Comment: Stored Value Payment Is Worth a Second Chance

Consumers use credit and debit cards for all online transactions. Such payments, irrespective of the security debate, are not profitable for low values ("micropayments"). We have a similar problem in offline payment, where low-value transactions are discouraged.

Credit and debit card payment incurs per-transaction overhead costs related to authorization, processing, reporting, and data communications. Such fixed costs are independent of the amount of the transaction, and are normally covered by the fees collected from merchants and/or cardholders.

These fees, however, are usually proportional, calculated as a percentage of the transaction's amount. The profit realized by the banks for a card transaction is thus the difference between the proportional fee and the fixed cost. This factor makes the smaller transactions economically unattractive, while it increases larger transactions' profitability.

Stored value technology was developed to make small card transactions cost-effective.
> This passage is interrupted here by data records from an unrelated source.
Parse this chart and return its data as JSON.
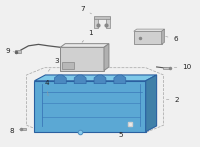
{
  "bg_color": "#f0f0f0",
  "tray_face": "#5ba8d4",
  "tray_top": "#7ec8e8",
  "tray_right": "#4080a8",
  "tray_inner": "#4a90c0",
  "tray_edge": "#2a60a0",
  "tray_wall": "#3a78b8",
  "box_face": "#d0d0d0",
  "box_top": "#e8e8e8",
  "box_right": "#b0b0b0",
  "box_edge": "#888888",
  "line_color": "#555555",
  "label_color": "#222222",
  "dash_color": "#aaaaaa",
  "font_size": 5.2,
  "white": "#ffffff"
}
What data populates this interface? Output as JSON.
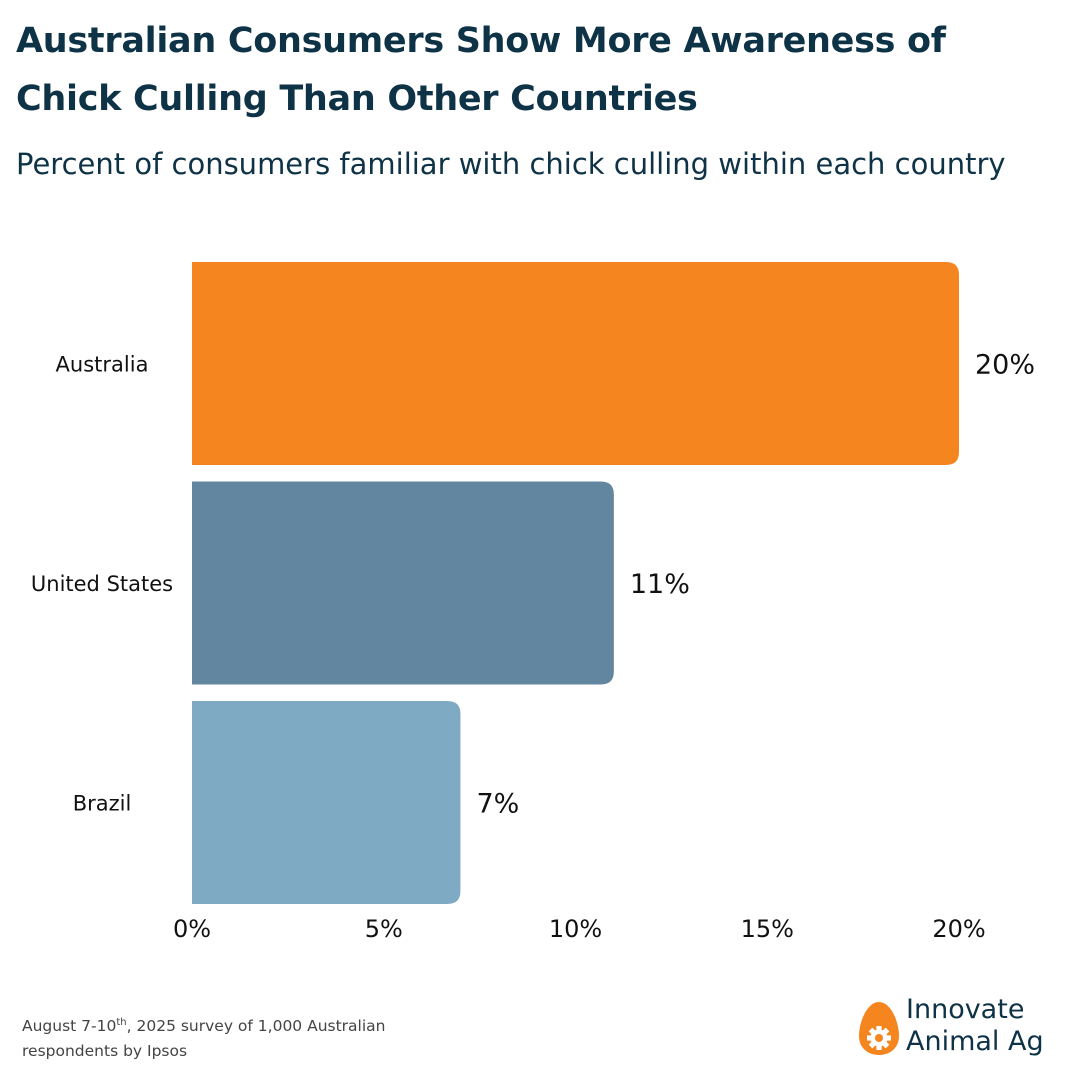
{
  "chart_data": {
    "type": "bar",
    "orientation": "horizontal",
    "title": "Australian Consumers Show More Awareness of Chick Culling Than Other Countries",
    "subtitle": "Percent of consumers familiar with chick culling within each country",
    "categories": [
      "Australia",
      "United States",
      "Brazil"
    ],
    "values": [
      20,
      11,
      7
    ],
    "value_labels": [
      "20%",
      "11%",
      "7%"
    ],
    "colors": [
      "#f5861f",
      "#62869f",
      "#7eaac4"
    ],
    "xlim": [
      0,
      20
    ],
    "xticks": [
      0,
      5,
      10,
      15,
      20
    ],
    "xtick_labels": [
      "0%",
      "5%",
      "10%",
      "15%",
      "20%"
    ],
    "xlabel": "",
    "ylabel": "",
    "grid": false,
    "legend": "none"
  },
  "footnote": {
    "prefix": "August 7-10",
    "superscript": "th",
    "suffix": ", 2025 survey of 1,000 Australian respondents by Ipsos"
  },
  "logo": {
    "line1": "Innovate",
    "line2": "Animal Ag",
    "icon": "egg-gear-icon",
    "egg_color": "#f5861f",
    "gear_color": "#ffffff"
  },
  "colors": {
    "title": "#0f3346",
    "text": "#111111",
    "footnote": "#444444"
  }
}
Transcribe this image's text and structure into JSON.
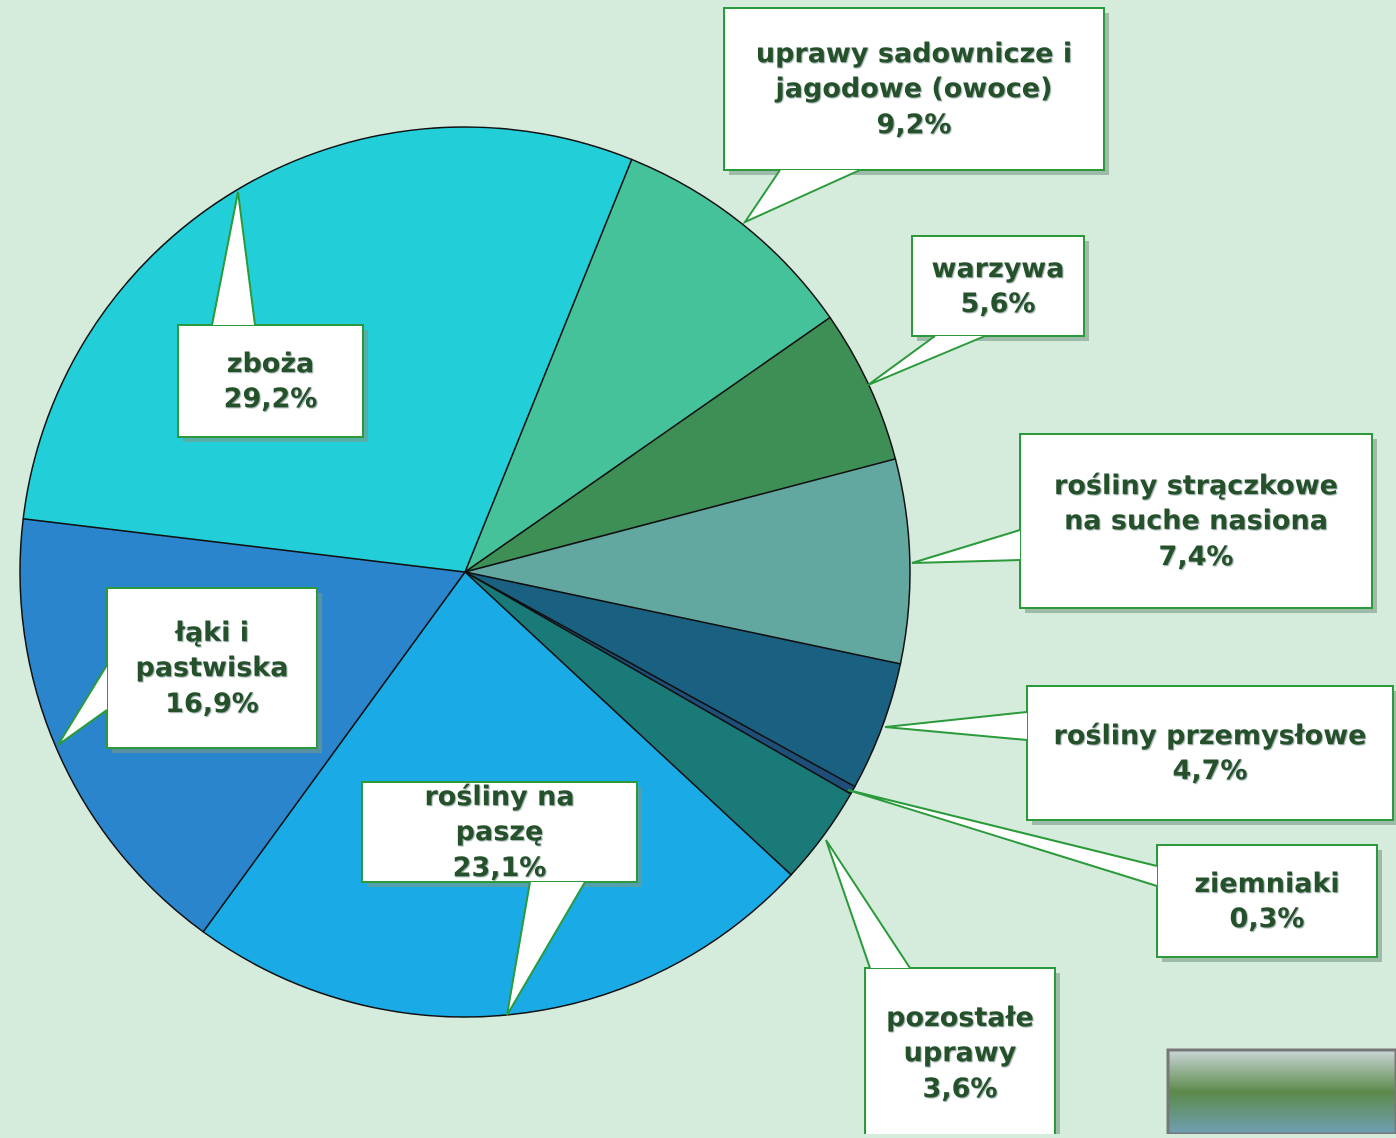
{
  "chart_data": {
    "type": "pie",
    "categories": [
      "uprawy sadownicze i jagodowe (owoce)",
      "warzywa",
      "rośliny strączkowe na suche nasiona",
      "rośliny przemysłowe",
      "ziemniaki",
      "pozostałe uprawy",
      "rośliny na paszę",
      "łąki i pastwiska",
      "zboża"
    ],
    "values": [
      9.2,
      5.6,
      7.4,
      4.7,
      0.3,
      3.6,
      23.1,
      16.9,
      29.2
    ],
    "value_labels": [
      "9,2%",
      "5,6%",
      "7,4%",
      "4,7%",
      "0,3%",
      "3,6%",
      "23,1%",
      "16,9%",
      "29,2%"
    ],
    "colors": [
      "#45c29a",
      "#3d8f55",
      "#62a8a0",
      "#1a6080",
      "#1d4f7a",
      "#1a7a78",
      "#1aaae6",
      "#2a85cc",
      "#22cfd8"
    ]
  }
}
By incurring overhead costs only on infrequent "loading" operations of relatively large amounts by cardholders, and "unloading" operations of substantial amounts by merchants, a stored value system can economically handle even the smallest payments - provided that the individual micropayments are aggregated at the merchant's terminal and are not processed centrally.

With the continued cost reduction in data communications and processing, per-transaction costs have been reduced from several dimes to less than a dime. Such costs vary by operation and by the way they are calculated, and are rarely publicized. This has led many bankers to question the business case for stored value. After all, if overhead costs are falling so dramatically, why not simply rely on debit charge and forget about stored value? What is often overlooked, however, are these two critical factors: The question is not simply whether the smaller transactions are becoming profitable, but more important how profitable they are.

The following analysis and example compares the profitability of micropayments in a stored-value system - where processing costs are distributed over $25 "loads" - against the same transactions paid for with a regular debit card.

The example is based on a cost of 10 cents per transaction and a 2.5% fee collected by the bank.

For a payment of $1, the fee is 2.5 cents (2.5% of $1.00), but the regular debit transaction cost is 10 cents, yielding a loss of 7.5 cents. That is, such a payment amount is economically prohibitive. The cost of a stored-value transaction, however, is 4 cents (the relative part of the $1 transaction within the $25 "load," which bears the 10-cent cost), yielding a profit of 2.1 cents.

This example shows improved profitability on low value transactions and an argument for revisiting the case for stored value as a payment instrument for micropayments. I think it makes a good argument for stored value - even if per-transaction costs fall below 5 cents, provided that the fees tend to fall as well.

This model shows bank card professionals who question the business case for stored value vs. debit, and those who favor fully accounted stored-value systems (such as the non-aggregated version of CEPS) arguing that "per-transaction processing costs have become so low…" that there is a strong case for giving stored value another serious review.


Mr. Townend is the president and chief executive officer of Cardis Enterprises International, a smart card technology firm in the Netherlands. Mr. Teicher is head of Cardis' research and development, which is based in Israel.